The quantitative ablation results are shown in Table 2. By comparing the first and second row, we find that DSC significantly improves from 75.42% to 80.51%, the 95% HD drops from 6.25 to 2.76 and the ASD drops from 2.46 to 0.89, respectively, demonstrating the necessity of TDM of the proposed method. Similarly, by further incorporating the EAM or PCM, the performance becomes better in terms of all three metrics. Undoubtedly, the completed model with TDM, EAM and PCM achieves the best performance, with the highest DSC and lowest 95%HD and ASD. Table 3 shows the DSC results of nine OARs based on different experimental settings. Specifically, by incorporating the TDM, the segmentation results were improved for all organs. With the introduction of the EAM and PCM, the 3D Unet + TDM + EAM achieves the best dice results on three large organs, (i.e., brainstem, parotid, and SMG R) and the 3D Unet + TDM + PCM achieves the best dice results on two small organs, (i.e., Optical Chiasm and Optical Nerve L). These experimental results show that the introduction of EAM and PCM is helpful for the improvement of large- and small-size OARs.

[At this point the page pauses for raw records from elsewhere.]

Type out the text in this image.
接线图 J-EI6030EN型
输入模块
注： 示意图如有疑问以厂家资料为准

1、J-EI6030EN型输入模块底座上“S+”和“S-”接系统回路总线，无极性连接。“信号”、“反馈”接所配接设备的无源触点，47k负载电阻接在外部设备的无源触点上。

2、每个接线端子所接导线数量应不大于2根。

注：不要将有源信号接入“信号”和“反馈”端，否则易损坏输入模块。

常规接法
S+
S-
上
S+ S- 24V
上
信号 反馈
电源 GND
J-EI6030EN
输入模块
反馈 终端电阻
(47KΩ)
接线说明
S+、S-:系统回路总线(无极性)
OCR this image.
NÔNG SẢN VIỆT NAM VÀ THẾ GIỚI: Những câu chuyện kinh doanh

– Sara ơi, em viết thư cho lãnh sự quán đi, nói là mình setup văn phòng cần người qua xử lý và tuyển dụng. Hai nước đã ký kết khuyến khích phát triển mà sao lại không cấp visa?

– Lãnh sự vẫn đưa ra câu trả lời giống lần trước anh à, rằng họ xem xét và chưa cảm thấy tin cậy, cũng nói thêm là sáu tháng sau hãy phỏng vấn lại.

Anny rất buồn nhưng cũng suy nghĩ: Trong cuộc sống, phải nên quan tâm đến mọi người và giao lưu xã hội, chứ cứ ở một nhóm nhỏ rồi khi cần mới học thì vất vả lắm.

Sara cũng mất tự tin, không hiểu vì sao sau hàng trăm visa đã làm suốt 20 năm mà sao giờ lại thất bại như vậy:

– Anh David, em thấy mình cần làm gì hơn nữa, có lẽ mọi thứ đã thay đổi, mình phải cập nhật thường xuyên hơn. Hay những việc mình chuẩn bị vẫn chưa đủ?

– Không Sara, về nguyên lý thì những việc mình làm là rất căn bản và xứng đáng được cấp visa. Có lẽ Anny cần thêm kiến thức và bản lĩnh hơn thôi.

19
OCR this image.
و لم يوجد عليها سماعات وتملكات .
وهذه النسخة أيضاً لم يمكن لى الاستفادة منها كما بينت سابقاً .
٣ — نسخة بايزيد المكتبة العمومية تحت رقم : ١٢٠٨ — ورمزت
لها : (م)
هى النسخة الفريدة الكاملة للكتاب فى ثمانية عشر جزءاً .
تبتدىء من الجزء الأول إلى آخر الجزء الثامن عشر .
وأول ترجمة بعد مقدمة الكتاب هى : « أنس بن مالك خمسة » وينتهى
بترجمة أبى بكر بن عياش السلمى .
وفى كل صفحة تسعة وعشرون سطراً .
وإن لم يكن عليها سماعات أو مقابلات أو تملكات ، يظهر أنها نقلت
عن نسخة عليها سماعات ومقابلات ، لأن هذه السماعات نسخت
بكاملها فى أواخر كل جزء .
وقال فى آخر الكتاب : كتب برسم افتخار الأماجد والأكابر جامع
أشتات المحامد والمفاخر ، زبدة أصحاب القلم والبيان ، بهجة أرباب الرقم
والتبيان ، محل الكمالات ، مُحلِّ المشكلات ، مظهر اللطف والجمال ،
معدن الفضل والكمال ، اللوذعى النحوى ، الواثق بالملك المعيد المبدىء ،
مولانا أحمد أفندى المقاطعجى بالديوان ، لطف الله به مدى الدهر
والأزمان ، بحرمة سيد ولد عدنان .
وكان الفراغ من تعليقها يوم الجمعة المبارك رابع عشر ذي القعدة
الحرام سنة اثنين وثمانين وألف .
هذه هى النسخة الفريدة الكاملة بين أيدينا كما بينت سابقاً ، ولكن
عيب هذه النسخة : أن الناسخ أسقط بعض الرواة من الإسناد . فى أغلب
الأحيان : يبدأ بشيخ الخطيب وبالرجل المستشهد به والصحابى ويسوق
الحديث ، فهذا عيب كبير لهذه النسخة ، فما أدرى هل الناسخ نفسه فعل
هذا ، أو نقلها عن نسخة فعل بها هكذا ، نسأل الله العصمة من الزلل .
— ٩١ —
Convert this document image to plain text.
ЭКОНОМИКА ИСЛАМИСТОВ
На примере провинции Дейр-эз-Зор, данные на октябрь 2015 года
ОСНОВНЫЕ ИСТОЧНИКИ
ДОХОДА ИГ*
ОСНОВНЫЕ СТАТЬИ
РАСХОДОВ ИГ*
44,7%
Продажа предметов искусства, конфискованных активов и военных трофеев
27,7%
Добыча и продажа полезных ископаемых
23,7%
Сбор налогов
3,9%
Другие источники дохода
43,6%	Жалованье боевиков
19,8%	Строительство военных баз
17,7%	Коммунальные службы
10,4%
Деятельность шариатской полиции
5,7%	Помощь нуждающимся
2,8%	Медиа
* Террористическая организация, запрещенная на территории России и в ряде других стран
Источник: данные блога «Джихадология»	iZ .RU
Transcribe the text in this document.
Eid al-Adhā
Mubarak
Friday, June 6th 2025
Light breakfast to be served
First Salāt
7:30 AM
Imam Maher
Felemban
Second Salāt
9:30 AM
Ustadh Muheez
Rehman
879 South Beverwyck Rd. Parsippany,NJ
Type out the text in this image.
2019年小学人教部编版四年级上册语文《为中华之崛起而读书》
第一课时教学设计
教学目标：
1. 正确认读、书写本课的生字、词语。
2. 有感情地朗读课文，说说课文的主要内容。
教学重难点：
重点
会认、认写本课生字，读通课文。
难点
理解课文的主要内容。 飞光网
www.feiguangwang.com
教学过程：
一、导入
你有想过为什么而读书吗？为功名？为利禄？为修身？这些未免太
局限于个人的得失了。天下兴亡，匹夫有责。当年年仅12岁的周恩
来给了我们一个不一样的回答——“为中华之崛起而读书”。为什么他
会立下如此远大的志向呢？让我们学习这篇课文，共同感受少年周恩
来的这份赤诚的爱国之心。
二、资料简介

The qualitative ablation results shown in Fig. 5 also demonstrate the effectiveness of each component we proposed. Particularly, from the results of (2) and (3), we can see that the EAM indeed could produce the segmentation results with more accurate boundaries, as indicated by the red arrows. By comparing (2) with (4), we can conclude that the PCM could refine the segmentation performance for the small-size OARs, as shown in the red squares. The visual effect in (5) yielded by our complete model has the smallest difference from the ground truth for both large- and small-size targets, supporting the findings in the statistical data in Table 2.

Fig. 5.
figure 5

Qualitative ablation study results. ‘Optical Nerve L’ and ‘Optical Nerve R’ are small-size OAR, the other four OARs appearing in the images are all large-size OAR.

4 Conclusion

In this paper, we propose a novel end-to-end two-stage segmentation network to automatically segment multiple OARs in NPC, including the first stage for coarse segmentation and the second stage for refinement by two elaborate modules. Concretely, in the first stage, we construct a well-performed target detection module (TDM) to locate and crop the general area for each OAR, thus eliminating the interference of large background area and making the network pay more attention to the OARs. In the second stage, an edge-aware module (EAM) is established to focus on the segmentation boundary of large-size targets and alleviate the boundary ambiguity problem. For small-size targets, since the point cloud data is sensitive to sparse structures, a point cloud module (PCM) is employed to further refine the segmentation performance. Experiments on the public Head&Neck dataset show that our method achieves competitive results compared with the state-of-the-art methods.